Portugalczyk nie chciał przyznać się do błędu przy wyborach personalnych na ten mecz. Dodatkowo zapewniał nas, że nasza kadra zagra w barażach, jak należy. Paulo Sousa do nich nie dotrwał, bo niespodziewanie złożył rezygnację z posady selekcjonera tuż po Bożym Narodzeniu. To sprawiło, że raczej nikt nie będzie oceniać pozytywnie portugalskiego trenera za pracę z „Biało-czerwonymi”.
Ostatnia klęska Michniewicza?
W 2022 roku posadę selekcjonera reprezentacji Polski objął Czesław Michniewicz. Prezes PZPN-u Cezary Kulesza nie miał zbyt dużego pola manewru, bo raczej żaden zagraniczny trener nie podjąłby się pracy z „Biało-czerwonymi” na tak krótko przed startem barażów. Sytuacja w Ukrainie trochę ułatwiła nam sprawę awansu, bo Rosja została wyrzucona przez FIFA. Został jeden ważny mecz ze Szwecją, który udało się wygrać. Następnie mieliśmy się skupić na odpowiednim przygotowaniu do mundialu w Katarze. Ale 8 czerwca 2022 roku otrzymaliśmy poważny cios, jakim jest klęska 1:6 z Belgią. Dokładnie 12 lat po koszmarnej porażce z Hiszpanami 0:6.
Niestety sytuacja kadry narodowej nie wygląda za dobrze. Za Czesława Michniewicza zagraliśmy już cztery mecze. Ze Szkocją i Walią bardzo się męczyliśmy, a niezłe zawody rozegraliśmy tylko ze Szwecją. Za to Belgowie pokazali nam miejsce w szeregu i wypchnęli naszą reprezentację w czeluści dawnych koszmarów. Wiemy, że selekcjoner cały czas szuka optymalnych wariantów oraz próbuje różnych taktyk. Ale nawet mimo tego, że zagraliśmy z 2. drużyną rankingu FIFA, nie przystoi nam przegrywać aż tak wysoko. Mało kto się spodziewał wygranej Polaków, ale nikt takiej wstydliwej porażki.

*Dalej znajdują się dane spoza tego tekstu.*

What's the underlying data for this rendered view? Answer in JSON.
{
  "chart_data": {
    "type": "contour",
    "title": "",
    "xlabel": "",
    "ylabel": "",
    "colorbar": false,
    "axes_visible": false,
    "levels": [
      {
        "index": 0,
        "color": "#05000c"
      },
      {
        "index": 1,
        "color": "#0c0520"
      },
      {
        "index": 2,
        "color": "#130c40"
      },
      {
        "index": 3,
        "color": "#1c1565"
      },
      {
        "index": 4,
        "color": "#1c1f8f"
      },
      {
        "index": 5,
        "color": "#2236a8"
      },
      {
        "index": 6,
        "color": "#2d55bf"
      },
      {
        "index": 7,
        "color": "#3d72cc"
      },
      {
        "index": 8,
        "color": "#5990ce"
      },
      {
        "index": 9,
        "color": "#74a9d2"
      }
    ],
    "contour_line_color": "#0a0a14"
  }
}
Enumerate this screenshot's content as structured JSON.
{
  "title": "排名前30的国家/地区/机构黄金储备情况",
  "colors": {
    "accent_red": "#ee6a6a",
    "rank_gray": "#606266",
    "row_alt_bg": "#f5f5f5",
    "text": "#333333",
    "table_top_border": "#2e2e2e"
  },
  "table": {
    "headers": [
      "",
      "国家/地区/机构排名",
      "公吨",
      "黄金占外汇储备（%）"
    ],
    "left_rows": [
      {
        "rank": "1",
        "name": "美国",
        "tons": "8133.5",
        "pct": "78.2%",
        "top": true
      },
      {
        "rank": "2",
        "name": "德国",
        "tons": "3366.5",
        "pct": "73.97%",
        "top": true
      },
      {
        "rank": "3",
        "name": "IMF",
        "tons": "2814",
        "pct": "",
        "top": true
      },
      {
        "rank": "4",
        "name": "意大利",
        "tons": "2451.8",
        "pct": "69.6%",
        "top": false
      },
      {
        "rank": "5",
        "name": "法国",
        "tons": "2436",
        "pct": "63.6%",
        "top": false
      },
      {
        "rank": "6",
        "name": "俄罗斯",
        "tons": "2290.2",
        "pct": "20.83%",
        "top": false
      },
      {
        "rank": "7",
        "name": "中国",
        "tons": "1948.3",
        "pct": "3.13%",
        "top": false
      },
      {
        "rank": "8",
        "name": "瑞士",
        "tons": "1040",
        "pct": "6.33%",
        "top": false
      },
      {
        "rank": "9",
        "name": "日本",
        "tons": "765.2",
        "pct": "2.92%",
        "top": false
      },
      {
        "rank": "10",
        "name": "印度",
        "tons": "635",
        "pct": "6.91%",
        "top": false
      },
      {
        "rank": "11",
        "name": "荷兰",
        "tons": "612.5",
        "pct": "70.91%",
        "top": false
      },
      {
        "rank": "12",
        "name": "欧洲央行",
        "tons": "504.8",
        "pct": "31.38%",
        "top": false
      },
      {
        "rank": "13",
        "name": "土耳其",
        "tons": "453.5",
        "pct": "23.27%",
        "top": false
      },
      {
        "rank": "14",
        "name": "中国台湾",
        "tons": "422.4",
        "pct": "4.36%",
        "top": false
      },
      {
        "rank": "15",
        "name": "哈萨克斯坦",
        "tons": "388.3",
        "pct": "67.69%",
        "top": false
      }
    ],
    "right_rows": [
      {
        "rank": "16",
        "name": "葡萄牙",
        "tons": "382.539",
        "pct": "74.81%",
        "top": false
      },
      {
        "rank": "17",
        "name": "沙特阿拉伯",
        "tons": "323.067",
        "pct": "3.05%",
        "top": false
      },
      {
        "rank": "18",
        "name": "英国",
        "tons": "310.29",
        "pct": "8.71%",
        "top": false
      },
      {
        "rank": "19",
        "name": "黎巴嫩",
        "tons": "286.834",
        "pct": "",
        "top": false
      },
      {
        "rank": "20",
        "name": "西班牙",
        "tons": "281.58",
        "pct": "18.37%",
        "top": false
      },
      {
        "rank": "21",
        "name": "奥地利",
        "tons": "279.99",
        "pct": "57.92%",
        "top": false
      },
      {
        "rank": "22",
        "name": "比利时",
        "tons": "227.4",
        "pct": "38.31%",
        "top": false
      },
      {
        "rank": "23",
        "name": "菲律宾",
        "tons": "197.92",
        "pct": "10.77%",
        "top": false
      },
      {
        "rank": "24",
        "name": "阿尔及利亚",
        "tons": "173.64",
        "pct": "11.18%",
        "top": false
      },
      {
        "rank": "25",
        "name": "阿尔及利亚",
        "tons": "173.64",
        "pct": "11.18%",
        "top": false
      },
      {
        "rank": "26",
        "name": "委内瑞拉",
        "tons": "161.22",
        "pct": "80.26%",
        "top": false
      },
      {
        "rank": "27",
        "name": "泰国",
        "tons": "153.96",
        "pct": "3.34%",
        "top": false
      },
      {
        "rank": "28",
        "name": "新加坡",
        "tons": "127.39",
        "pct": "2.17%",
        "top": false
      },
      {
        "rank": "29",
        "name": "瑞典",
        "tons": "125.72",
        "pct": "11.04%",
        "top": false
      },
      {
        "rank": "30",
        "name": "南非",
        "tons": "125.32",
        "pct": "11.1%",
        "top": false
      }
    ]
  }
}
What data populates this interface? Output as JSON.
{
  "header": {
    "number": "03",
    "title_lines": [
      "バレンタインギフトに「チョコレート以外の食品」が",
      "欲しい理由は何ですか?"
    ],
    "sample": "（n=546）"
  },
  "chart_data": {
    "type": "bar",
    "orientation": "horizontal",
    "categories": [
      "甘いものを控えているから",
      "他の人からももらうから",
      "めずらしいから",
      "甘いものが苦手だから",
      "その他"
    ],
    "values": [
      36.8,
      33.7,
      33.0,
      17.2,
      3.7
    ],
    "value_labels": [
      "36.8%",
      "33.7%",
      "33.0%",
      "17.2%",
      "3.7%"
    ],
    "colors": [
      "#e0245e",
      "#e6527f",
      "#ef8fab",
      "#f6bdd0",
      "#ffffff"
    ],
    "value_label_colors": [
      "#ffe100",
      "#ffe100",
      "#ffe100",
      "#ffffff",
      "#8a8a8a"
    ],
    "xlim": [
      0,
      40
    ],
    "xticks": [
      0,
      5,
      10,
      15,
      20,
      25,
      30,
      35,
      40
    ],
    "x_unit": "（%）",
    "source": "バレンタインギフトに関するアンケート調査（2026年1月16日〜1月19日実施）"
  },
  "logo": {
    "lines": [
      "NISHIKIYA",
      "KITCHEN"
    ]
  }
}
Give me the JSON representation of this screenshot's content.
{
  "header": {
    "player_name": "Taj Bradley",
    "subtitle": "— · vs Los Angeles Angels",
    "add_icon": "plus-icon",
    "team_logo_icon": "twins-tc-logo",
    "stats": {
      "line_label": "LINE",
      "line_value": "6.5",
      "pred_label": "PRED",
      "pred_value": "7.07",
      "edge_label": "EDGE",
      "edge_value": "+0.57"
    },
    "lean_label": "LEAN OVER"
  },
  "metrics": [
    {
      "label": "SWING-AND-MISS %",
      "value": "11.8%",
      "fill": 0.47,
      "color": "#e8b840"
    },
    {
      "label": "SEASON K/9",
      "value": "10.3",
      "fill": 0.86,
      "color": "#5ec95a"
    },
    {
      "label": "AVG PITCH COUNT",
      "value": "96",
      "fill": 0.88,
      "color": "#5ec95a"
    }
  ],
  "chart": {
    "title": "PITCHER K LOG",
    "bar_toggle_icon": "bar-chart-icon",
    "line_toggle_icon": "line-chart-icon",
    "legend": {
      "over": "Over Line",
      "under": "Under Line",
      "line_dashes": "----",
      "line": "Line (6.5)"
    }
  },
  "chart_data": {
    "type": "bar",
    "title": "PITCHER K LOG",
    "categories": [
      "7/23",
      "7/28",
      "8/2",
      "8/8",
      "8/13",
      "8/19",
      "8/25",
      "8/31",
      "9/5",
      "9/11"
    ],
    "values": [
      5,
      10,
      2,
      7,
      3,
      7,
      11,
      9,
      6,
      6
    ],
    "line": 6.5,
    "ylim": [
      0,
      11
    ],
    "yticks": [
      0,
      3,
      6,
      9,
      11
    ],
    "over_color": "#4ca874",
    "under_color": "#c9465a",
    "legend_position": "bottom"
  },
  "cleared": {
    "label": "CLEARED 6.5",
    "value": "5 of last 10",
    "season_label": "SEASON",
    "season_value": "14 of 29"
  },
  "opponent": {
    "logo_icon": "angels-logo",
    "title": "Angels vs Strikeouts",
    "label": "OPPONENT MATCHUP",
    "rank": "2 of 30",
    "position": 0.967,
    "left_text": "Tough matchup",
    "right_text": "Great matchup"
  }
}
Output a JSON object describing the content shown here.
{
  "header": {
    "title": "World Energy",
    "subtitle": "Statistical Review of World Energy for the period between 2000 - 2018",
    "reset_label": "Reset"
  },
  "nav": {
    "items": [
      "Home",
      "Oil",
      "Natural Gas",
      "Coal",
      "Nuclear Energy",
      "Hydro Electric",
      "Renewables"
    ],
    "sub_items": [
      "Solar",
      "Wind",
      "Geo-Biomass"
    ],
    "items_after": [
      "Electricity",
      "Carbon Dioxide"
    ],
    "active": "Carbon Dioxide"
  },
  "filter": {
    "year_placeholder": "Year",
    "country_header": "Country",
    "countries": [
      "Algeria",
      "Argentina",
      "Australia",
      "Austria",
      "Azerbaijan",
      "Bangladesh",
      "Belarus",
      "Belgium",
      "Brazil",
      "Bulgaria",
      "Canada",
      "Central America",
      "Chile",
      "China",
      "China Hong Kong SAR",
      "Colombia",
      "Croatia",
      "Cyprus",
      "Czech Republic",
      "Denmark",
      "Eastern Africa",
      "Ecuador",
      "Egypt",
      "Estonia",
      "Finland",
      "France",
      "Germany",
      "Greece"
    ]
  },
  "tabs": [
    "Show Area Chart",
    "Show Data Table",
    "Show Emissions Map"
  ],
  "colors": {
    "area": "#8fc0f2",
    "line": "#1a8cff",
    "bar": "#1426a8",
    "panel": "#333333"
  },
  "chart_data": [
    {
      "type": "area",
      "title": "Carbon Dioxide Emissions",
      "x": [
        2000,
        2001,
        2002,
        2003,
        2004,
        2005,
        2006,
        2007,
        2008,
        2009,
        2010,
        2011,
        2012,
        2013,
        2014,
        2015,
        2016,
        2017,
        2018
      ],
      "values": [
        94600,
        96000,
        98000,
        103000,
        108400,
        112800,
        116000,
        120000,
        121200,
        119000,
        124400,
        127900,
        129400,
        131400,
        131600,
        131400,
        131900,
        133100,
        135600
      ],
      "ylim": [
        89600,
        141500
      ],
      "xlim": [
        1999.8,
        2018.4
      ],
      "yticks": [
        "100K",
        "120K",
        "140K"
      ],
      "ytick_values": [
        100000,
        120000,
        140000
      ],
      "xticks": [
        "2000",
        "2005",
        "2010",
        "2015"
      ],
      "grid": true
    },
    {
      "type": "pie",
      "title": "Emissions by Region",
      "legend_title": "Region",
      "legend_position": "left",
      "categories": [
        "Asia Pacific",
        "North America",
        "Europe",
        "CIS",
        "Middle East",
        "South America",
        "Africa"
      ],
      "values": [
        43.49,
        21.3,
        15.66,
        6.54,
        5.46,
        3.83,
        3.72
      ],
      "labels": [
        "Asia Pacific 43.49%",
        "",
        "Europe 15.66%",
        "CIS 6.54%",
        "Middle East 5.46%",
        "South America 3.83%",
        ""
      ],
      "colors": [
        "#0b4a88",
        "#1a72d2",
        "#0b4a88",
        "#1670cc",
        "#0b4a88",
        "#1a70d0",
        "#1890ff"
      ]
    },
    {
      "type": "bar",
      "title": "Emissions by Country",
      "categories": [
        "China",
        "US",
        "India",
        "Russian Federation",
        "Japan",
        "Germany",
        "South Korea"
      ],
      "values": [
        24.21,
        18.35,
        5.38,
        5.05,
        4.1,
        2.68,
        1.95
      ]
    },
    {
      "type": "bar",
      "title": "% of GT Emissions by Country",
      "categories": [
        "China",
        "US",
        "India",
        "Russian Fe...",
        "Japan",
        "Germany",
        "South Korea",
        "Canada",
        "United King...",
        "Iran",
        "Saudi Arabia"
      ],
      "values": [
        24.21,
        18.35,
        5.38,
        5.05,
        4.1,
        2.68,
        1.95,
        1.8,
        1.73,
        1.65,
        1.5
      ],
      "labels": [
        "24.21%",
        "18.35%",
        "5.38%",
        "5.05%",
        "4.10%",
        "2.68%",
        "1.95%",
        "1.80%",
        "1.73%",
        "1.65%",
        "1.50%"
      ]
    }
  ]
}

Michniewicz: Powiedziałem w szatni piłkarzom, że ten mecz będzie długo siedział w naszych głowach, ale żeby wyciągnęli z tego tyle, by zapamiętać, jak gra przeciwnik na światowym poziomie. Musimy podążać tą drogą, nie chcemy skupiać się wyłącznie na przeszkadzaniu.
— Przemek Langier (@plangier) June 8, 2022
Mamy nadzieję, że selekcjoner wyciągnie z tego szybko wnioski. Nie chcielibyśmy, żeby kolejne jego mecze w roli trenera kadry narodowej musiały trafić do kolejnego niechlubnego zestawienia klęsk „Biało-czerwonych”.